Spitalkirche (Bayreuth)

aus Wikipedia, der freien Enzyklopädie
Zur Navigation springen Zur Suche springen
Hauptfassade des Kirchengebäudes, links das ehem. Spital, rechts das 1934 errichtete, 2007 abgerissene Gebäude der Städtischen Sparkasse

Die Spitalkirche in Bayreuth steht in der Innenstadt an der Maximiliansstraße, einem Straßenmarkt. Sie gehört zu den Markgrafenkirchen,[1] ist evangelisch-lutherisch und wird von der Stadt als Teil der Hospitalstiftung verwaltet. Das namengebende ehemalige Spital, in dem Wohnungen und das Stadtarchiv untergebracht sind, grenzt direkt an.

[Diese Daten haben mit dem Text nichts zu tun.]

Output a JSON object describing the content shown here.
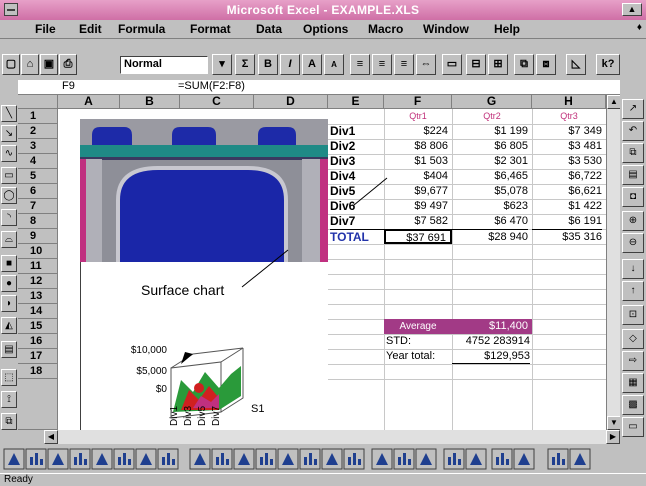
{
  "window": {
    "title": "Microsoft Excel - EXAMPLE.XLS",
    "controls": "▲"
  },
  "menu": [
    "File",
    "Edit",
    "Formula",
    "Format",
    "Data",
    "Options",
    "Macro",
    "Window",
    "Help"
  ],
  "document_controls": "♦",
  "toolbar": {
    "style": "Normal",
    "sum_label": "Σ",
    "bold_label": "B",
    "italic_label": "I",
    "help_label": "k?"
  },
  "formula_bar": {
    "cell_ref": "F9",
    "formula": "=SUM(F2:F8)"
  },
  "columns": [
    "A",
    "B",
    "C",
    "D",
    "E",
    "F",
    "G",
    "H"
  ],
  "rows": [
    "1",
    "2",
    "3",
    "4",
    "5",
    "6",
    "7",
    "8",
    "9",
    "10",
    "11",
    "12",
    "13",
    "14",
    "15",
    "16",
    "17",
    "18"
  ],
  "quarters": [
    "Qtr1",
    "Qtr2",
    "Qtr3"
  ],
  "divisions": [
    {
      "label": "Div1",
      "q1": "$224",
      "q2": "$1 199",
      "q3": "$7 349"
    },
    {
      "label": "Div2",
      "q1": "$8 806",
      "q2": "$6 805",
      "q3": "$3 481"
    },
    {
      "label": "Div3",
      "q1": "$1 503",
      "q2": "$2 301",
      "q3": "$3 530"
    },
    {
      "label": "Div4",
      "q1": "$404",
      "q2": "$6,465",
      "q3": "$6,722"
    },
    {
      "label": "Div5",
      "q1": "$9,677",
      "q2": "$5,078",
      "q3": "$6,621"
    },
    {
      "label": "Div6",
      "q1": "$9 497",
      "q2": "$623",
      "q3": "$1 422"
    },
    {
      "label": "Div7",
      "q1": "$7 582",
      "q2": "$6 470",
      "q3": "$6 191"
    }
  ],
  "total": {
    "label": "TOTAL",
    "q1": "$37 691",
    "q2": "$28 940",
    "q3": "$35 316"
  },
  "stats": {
    "average_label": "Average",
    "average_value": "$11,400",
    "std_label": "STD:",
    "std_value": "4752 283914",
    "year_label": "Year total:",
    "year_value": "$129,953"
  },
  "chart_data": {
    "type": "area",
    "title": "Surface chart",
    "y_tick_labels": [
      "$10,000",
      "$5,000",
      "$0"
    ],
    "x_tick_labels": [
      "Div1",
      "Div3",
      "Div5",
      "Div7"
    ],
    "series_label": "S1",
    "colors": [
      "#2a9a3a",
      "#d02020",
      "#c03080",
      "#1a4dbf"
    ]
  },
  "status": "Ready",
  "colors": {
    "title_bar": "#d77fb3",
    "quarter_header": "#c0307a",
    "total_text": "#2233aa",
    "average_fill": "#a23a86"
  }
}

Geschichte[Bearbeiten | Quelltext bearbeiten]

Ansicht um 1900, rechts das Gebäude des alten Amtsgerichts, von 1904 bis 1932 Sparkassenhaus

Erster Bau[Bearbeiten | Quelltext bearbeiten]

Der Ursprung dieser sehr alten Kirche liegt im Dunkel der Geschichte. Durch die Vernichtung der meisten alten Urkunden im Hussitenkrieg 1430 sind genaue Datierungen nicht möglich. Die erste Erwähnung des Spitals und der dazugehörenden Spitalmesse im Bayreuther Landbuch stammt aus dem Jahr 1398.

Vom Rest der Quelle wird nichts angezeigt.